Another important discovery was killer traits. Sonneborn found that some paramecia produced toxins that affected other strains but not their own. He showed that nuclear genes were necessary to perpetuate the killer trait, which depended on the presence of the cytoplasmic "kappa" factor. Without kappa, strains became sensitive to the toxin. Sonneborn also developed serotypes, each of which was associated with an independent genetic loci and a specific active gene. Serotype specificity and expression were due to alleles at the serotype loci.
Sonneborn developed plasmagene theory, the idea that genes produce a self-reproducing entity that is retained through somatic cell divisions and lost in sexual reproduction. Other researchers eventually showed that kappa was a symbiotic bacteria, disproving plasmagene theory. Sonneborn eventually determined that the cytoplasm in mating-type inheritance was only a transmitter of information between the old and new macronucleus, not a source of self-reproducing cytoplasmic genes.

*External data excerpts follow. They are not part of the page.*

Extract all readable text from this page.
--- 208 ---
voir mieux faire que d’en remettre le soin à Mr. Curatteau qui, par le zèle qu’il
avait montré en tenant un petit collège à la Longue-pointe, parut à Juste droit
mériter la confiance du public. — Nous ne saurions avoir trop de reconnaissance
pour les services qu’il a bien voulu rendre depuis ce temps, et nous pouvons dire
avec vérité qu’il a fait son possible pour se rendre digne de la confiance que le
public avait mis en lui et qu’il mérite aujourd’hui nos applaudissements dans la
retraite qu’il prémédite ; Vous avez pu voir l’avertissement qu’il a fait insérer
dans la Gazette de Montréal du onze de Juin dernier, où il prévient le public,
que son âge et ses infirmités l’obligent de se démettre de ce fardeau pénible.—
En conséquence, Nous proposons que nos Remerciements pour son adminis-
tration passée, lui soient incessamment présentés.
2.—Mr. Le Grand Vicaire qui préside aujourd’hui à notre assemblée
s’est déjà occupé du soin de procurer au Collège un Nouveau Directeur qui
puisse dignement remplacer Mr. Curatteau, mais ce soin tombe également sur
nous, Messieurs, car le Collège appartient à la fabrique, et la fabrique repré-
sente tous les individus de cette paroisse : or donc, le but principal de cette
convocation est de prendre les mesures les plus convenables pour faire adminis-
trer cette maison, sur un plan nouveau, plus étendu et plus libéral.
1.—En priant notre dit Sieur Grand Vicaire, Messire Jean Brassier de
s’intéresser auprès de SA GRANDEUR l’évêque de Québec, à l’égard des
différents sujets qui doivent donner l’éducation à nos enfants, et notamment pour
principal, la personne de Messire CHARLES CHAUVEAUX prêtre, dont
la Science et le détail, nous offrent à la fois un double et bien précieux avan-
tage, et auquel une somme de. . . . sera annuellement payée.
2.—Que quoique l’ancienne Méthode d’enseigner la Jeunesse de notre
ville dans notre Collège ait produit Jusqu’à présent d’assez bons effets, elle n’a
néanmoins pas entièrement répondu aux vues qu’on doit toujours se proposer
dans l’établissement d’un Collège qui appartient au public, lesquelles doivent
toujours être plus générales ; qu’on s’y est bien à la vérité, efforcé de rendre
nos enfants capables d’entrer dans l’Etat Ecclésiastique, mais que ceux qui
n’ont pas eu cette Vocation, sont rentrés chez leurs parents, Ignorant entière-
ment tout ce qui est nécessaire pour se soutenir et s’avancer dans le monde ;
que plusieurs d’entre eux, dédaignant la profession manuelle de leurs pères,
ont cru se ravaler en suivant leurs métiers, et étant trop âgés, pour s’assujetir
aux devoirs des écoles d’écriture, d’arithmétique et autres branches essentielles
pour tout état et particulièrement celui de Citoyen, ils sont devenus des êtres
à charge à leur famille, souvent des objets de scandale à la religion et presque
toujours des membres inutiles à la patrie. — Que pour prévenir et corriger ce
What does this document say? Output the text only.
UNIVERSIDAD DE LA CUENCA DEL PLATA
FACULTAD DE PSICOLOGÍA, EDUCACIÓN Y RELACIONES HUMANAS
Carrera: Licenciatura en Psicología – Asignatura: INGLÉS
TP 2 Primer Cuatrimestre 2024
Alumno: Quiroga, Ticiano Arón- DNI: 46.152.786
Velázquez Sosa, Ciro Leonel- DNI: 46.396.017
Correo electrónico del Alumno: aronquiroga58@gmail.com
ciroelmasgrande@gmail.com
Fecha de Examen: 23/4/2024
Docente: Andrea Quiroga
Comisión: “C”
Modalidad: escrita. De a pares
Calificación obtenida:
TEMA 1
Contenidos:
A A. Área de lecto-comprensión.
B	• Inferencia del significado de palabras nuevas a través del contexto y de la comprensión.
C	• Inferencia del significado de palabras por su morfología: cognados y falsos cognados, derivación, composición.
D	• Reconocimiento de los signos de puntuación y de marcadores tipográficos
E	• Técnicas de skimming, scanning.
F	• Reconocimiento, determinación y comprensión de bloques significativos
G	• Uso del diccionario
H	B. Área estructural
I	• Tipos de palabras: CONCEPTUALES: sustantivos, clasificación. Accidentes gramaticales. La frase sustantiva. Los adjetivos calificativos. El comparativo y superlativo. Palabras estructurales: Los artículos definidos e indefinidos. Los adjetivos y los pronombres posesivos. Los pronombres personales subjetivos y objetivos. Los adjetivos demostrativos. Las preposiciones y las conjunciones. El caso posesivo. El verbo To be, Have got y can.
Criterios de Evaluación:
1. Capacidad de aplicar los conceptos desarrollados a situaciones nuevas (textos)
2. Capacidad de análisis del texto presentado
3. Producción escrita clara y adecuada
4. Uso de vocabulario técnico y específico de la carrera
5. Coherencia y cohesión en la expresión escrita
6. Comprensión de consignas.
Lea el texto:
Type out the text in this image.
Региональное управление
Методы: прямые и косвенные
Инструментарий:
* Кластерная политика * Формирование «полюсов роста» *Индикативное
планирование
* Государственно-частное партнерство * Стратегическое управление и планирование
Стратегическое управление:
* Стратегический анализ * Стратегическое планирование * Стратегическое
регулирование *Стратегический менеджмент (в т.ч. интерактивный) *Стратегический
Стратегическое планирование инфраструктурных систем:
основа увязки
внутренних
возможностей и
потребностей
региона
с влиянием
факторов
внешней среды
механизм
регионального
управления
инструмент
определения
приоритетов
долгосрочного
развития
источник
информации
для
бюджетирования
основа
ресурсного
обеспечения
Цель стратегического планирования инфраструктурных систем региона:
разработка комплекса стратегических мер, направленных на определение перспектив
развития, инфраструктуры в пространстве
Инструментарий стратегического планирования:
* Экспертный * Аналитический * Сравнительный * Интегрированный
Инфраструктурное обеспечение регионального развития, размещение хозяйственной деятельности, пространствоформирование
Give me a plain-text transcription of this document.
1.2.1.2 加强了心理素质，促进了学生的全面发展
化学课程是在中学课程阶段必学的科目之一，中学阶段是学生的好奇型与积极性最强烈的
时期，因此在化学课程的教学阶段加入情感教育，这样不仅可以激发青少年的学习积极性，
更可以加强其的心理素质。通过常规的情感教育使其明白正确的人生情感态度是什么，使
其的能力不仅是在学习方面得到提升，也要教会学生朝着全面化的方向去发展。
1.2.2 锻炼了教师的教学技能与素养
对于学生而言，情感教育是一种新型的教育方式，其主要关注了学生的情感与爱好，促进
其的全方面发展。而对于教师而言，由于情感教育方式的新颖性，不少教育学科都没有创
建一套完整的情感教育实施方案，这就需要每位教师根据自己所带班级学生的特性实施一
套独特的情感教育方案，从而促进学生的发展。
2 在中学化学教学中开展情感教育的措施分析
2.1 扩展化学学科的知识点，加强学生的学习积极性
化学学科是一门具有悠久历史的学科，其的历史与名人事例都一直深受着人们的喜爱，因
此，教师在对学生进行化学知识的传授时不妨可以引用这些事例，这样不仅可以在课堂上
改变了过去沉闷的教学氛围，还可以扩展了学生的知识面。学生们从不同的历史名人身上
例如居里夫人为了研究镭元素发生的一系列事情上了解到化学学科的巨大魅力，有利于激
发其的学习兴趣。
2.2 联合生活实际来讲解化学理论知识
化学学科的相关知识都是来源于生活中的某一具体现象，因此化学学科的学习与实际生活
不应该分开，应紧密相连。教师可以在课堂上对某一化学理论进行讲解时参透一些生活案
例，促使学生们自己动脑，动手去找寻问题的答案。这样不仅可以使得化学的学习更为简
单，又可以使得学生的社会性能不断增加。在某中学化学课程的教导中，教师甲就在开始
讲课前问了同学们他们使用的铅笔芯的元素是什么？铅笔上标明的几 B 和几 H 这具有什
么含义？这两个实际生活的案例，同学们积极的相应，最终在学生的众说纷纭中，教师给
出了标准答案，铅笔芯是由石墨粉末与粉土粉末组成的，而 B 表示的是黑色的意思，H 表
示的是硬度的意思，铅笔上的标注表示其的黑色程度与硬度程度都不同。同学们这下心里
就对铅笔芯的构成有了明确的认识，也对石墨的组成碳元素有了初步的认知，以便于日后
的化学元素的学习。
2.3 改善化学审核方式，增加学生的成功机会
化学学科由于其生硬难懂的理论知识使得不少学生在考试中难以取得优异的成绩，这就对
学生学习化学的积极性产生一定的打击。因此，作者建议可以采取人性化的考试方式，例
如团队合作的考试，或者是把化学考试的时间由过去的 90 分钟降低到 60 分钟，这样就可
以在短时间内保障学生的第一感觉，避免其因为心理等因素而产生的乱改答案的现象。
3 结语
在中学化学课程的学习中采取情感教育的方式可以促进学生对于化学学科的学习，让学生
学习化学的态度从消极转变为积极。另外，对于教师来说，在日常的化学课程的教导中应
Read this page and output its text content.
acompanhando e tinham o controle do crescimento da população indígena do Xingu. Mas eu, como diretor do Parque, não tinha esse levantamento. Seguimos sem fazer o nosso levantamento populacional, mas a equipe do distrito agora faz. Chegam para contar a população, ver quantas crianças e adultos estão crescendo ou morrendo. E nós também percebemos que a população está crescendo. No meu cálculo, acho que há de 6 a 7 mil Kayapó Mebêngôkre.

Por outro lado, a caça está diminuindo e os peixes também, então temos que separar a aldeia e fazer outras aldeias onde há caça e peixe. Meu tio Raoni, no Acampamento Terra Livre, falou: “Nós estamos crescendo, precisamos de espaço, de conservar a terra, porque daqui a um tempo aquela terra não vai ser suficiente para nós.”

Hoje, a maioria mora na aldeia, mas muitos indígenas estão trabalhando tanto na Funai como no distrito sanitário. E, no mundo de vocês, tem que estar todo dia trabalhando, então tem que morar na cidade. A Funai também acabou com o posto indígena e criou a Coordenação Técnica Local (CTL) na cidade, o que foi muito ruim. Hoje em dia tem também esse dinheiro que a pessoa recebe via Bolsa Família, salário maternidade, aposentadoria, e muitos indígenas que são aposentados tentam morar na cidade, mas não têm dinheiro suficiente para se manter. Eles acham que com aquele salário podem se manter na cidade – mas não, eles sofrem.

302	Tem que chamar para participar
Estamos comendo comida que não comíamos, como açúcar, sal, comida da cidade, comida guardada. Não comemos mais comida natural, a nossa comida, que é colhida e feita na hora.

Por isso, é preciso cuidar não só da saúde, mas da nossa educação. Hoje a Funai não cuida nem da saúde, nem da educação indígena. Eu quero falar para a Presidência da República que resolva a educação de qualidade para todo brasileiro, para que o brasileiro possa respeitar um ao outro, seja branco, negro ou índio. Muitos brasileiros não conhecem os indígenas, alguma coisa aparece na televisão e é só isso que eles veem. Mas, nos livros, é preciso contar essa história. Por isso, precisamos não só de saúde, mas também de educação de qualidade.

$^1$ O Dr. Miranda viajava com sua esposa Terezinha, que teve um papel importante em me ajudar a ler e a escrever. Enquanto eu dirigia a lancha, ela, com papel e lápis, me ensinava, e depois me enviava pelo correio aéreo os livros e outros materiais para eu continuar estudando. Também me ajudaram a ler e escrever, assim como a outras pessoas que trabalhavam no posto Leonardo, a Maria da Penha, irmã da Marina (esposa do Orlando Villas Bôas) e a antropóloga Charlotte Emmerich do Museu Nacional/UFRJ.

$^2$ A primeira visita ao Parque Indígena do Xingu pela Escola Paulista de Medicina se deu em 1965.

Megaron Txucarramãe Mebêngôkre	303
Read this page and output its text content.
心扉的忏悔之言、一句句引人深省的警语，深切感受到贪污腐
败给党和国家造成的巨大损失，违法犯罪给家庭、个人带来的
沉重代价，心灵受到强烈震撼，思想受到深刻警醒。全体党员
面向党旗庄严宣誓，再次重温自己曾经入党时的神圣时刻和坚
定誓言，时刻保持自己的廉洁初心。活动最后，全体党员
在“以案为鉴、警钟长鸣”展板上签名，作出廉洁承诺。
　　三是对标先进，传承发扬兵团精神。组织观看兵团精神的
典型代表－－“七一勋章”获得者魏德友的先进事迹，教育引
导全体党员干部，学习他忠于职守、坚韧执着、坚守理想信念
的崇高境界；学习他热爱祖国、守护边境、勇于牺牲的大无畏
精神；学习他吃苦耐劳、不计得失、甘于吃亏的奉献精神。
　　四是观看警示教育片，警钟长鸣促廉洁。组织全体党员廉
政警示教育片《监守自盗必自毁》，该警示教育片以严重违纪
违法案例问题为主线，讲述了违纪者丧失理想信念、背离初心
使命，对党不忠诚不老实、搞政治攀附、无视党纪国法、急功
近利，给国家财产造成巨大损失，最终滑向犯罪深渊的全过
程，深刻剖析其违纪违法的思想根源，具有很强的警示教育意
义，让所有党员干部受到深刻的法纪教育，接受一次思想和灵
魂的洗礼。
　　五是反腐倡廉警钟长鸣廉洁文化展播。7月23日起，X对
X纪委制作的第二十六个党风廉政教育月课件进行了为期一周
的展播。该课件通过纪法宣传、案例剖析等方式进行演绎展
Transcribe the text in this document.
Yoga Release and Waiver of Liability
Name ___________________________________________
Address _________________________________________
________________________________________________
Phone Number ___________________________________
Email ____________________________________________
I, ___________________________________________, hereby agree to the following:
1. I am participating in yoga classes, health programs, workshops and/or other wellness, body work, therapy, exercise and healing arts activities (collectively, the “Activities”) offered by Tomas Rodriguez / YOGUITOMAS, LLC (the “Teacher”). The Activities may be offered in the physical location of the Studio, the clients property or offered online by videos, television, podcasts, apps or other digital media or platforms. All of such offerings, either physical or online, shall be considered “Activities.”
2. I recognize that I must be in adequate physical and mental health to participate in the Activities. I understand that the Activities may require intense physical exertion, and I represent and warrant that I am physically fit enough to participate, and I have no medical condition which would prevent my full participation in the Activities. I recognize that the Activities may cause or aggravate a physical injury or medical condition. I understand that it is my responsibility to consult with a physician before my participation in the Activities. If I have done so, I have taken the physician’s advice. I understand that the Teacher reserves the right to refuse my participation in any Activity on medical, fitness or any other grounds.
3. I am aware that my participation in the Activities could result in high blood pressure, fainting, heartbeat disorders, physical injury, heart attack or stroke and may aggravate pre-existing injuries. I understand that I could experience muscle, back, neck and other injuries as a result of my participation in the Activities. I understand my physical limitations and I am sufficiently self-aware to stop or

Sonneborn went on to study the cortical structure of Paramecium and demonstrated that "preexisting structure controls the way new structures are formed in the cortex of ciliated protozoans", a phenomenon he called cytotaxis. This structural inheritance was a new phenomenon in genetics, and could be applied to all types of organisms.

Sonneborn also conducted a series of experiments studying the synchronised movement of the paramecium's cilia. These hair-like projections move together like dancers in a ballet and enable the single-celled organism to "swim" through the liquid in which it lives. Sonneborn surgically rotated a small section of the cell wall by 180 degrees and found that the replaced section continued to 'wave' in the same direction it had before surgery, i.e. now in antiphase to the others. The paramecium's daughters showed the same trait of a reverse phase wave if the reversal overlapped the division plane. If it did not overlap the division plane only one of the progeny showed the inverted sequence.

==Sonneborn as teacher==
Sonneborn was an innovative teacher. He taught a course entitled "Heredity, Evolution and Society" that dealt with the science of genetics and the implications that technological advancements in that field held for society. One of his popular lectures involved students enacting the process of protein synthesis during which the genetic code is translated into the sequential addition of amino acids to form a polypeptide. His enthusiasm was infectious, and his lectures inspired students to study protozoa and algae.

==Personal life==
Sonneborn married Ruth Meyers in 1929. Though educated as a social worker, Meyers concentrated on supporting her husband's career. They had two sons: Lee (1929–2004), a mathematician, and David (b. 1934), a biologist.